Mattingly knew he had a couple of things going for him — rule 7.13 and the tag.
"If I can get them to look at the play at the plate, then they look at everything," Mattingly said. "You can’t really see if he’s blocking (the plate) or not, and I know that the umpires talk about it, but they’re looking at lots of stuff. It’s hard for them to look at everything, so that’s why that rule’s in place.
"The replay’s a work in progress and it will keep getting better. The language will keep getting tightened up."
Gibson is all for it.
David Peralta has worked hard on his defense with outfield instructor and first base coach Dave McKay, and it has shown. Peralta has four assists in the last 10 games after throwing out the Dodgers’ A.J. Ellis at the plate Tuesday, and it was not close enough to challenge.
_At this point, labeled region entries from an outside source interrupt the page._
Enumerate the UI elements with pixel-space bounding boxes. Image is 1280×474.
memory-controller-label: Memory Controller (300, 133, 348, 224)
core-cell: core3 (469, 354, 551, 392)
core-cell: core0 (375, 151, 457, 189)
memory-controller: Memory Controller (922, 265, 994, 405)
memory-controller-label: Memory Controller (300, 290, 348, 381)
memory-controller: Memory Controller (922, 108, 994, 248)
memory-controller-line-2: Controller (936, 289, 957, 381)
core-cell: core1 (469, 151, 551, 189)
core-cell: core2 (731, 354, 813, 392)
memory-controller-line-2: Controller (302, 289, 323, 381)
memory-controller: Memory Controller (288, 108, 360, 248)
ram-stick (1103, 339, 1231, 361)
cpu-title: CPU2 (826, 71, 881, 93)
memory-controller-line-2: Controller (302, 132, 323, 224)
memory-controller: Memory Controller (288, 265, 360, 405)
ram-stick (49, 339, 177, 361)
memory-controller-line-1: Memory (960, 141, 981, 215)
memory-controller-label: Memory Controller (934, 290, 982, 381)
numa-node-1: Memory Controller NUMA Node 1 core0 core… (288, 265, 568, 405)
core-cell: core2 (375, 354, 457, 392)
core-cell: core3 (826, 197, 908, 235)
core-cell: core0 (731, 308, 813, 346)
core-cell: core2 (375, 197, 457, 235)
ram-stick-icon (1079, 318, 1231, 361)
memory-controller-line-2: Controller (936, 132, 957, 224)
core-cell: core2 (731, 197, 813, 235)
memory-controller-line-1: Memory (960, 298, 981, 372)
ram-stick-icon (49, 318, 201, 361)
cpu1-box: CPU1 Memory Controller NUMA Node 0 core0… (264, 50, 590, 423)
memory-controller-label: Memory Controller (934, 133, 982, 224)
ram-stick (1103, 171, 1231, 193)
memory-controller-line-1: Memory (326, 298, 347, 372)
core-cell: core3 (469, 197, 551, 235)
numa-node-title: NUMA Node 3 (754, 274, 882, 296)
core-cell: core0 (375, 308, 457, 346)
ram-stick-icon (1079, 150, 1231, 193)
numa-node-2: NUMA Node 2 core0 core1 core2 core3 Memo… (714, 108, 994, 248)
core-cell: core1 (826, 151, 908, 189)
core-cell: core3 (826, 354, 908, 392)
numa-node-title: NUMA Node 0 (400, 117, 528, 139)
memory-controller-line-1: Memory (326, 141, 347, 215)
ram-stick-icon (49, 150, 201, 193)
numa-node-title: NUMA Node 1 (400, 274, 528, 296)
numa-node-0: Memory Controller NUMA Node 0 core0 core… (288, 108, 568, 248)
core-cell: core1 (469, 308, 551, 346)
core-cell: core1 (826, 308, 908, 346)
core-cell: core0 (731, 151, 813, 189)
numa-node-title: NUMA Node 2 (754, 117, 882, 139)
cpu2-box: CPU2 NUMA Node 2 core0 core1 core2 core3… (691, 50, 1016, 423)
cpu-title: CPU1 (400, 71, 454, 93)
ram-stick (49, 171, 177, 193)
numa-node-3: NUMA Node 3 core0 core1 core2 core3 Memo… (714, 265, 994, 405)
38 — Outfield assists by the D-backs this season after David Peralta recorded his eighth of the season.
*After five straight quality starts, Trevor Cahill threw in a clunker. He had trouble commanding his fastball and throwing his off-speed stuff for strikes, giving up eight runs (six earned) and six hits in 3 1/3 innings. He also walked three, including two to lead off the Dodgers’ six-run fourth. "In the other games, when I got away from the fastball command, I was able to throw the off-speed stuff for strikes and get back in the count," Cahill said. "Today, none of my off-speed was working. I had to throw a lot of fastballs, and I was either wild or wild in the zone with that. They are a good team, and they are going to make you pay with that."
*Daniel Hudson pitched a perfect first inning in his first rehab appearance at Triple-A Reno on Tuesday, getting a strikeout, a groundout and a fly out. "He’s ready to go," Arizona manager Kirk Gibson. "He just needs to get innings right now." Hudson, recovering from his second Tommy John surgery, gave up one run over four innings in four appearances in the rookie Arizona League before moving up. He is expected to make another appearance for Reno on Friday and is to join the D-backs soon after rosters expand Sept. 1.
*A CT scan on Paul Goldschmidt’s left hand Monday confirmed an earlier diagnosis that he will not need surgery on the fourth metacarpal that was fractured when he was hit by a pitch by Pirates right-hander Ernesto Frieri on Aug. 1. "It looks good," Gibson said. "He’s healing." Goldschmidt is scheduled to have another CT scan in two weeks, and if things are still good then would begin strengthening work.
*Ender Inciarte tied a career-high with three RBI and has seven in his last nine games.
That was one way to stretch out Randall Delgado for a possible return to the starting rotation. Delgado pitched three innings in relief of Trevor Cahill, giving up one run and five hits. The D-backs have talked about giving Delgado a start or two in September, but nothing has been finalized. Delgado also pitched three innings against Kansas City on Aug. 7.